At this point, we systematically use the approximate end-diastole images (75% of R–R interval) for quantification of the reconstruction error for real data. It has been shown in [43] that for coronary CT angiography using Dual-Source CT, the optimal reconstruction window for most patients appears to be 30–35% of R–R interval for systolic phase and 70–75% of R–R interval for diastolic phase. To automatically determine the ideal cardiac phase for reconstruction is an active area of research. One approach by Hansis et al. [44] defines an inconsistency measure for each cardiac phase based on its vessel centerline geometry. However, our research showed that the individual motion patterns of the different branches cannot adequately be represented by a global inconsistency measure defined on the whole coronary tree.

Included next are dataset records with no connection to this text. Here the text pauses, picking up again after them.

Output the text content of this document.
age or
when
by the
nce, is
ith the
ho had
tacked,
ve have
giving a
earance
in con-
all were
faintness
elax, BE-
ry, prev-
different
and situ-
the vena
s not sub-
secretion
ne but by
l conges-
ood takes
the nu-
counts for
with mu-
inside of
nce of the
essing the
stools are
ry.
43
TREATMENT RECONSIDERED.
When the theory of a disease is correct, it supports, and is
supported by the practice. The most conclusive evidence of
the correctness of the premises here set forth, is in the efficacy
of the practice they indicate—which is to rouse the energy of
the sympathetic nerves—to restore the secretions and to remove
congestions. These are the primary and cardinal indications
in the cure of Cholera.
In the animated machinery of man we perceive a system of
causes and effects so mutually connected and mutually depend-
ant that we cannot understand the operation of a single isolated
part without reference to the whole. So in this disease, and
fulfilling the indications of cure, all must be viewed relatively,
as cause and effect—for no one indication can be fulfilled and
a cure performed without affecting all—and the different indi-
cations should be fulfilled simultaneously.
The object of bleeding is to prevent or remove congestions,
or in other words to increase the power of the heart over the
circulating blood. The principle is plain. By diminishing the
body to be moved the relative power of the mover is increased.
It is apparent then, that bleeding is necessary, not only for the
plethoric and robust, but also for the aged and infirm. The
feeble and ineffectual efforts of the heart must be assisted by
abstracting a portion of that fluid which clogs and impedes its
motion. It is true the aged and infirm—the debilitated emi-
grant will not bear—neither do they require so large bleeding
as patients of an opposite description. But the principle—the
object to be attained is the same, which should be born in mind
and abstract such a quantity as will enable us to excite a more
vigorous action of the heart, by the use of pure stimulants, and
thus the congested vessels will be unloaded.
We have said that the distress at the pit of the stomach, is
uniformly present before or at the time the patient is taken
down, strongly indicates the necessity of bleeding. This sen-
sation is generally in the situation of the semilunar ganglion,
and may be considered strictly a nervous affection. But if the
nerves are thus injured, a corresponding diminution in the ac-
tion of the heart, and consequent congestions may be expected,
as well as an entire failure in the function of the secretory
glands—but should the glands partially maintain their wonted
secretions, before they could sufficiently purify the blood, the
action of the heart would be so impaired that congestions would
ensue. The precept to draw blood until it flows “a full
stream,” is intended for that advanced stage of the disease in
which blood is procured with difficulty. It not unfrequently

In addition, improved validation methods can be deployed for real data. For example, recently 3-D coronary reconstruction from the traditional angiography is validated against CT acquisition for patient coronary angiography [11].

Conclusions

A framework based on GCs optimization is presented for an efficient multi-view reconstruction of the coronary artery tree. The accuracy as reported from the phantom and patient studies is promising, and the efficiency is significantly improved compared to other approaches reported in the literature, ranging from a few to tens of minutes. Visually good and smooth reconstruction is demonstrated. The reconstructed 3-D model can be used for optimal visualization, quantitative assessment of coronary lesion, and 3-D measure of intracoronary devices. The 3-D model can further serve as the initial point for 4-D cardiac motion estimation and 4-D coronary model generation, as well as the first step for subsequent tomographic reconstruction of the coronary artery volume.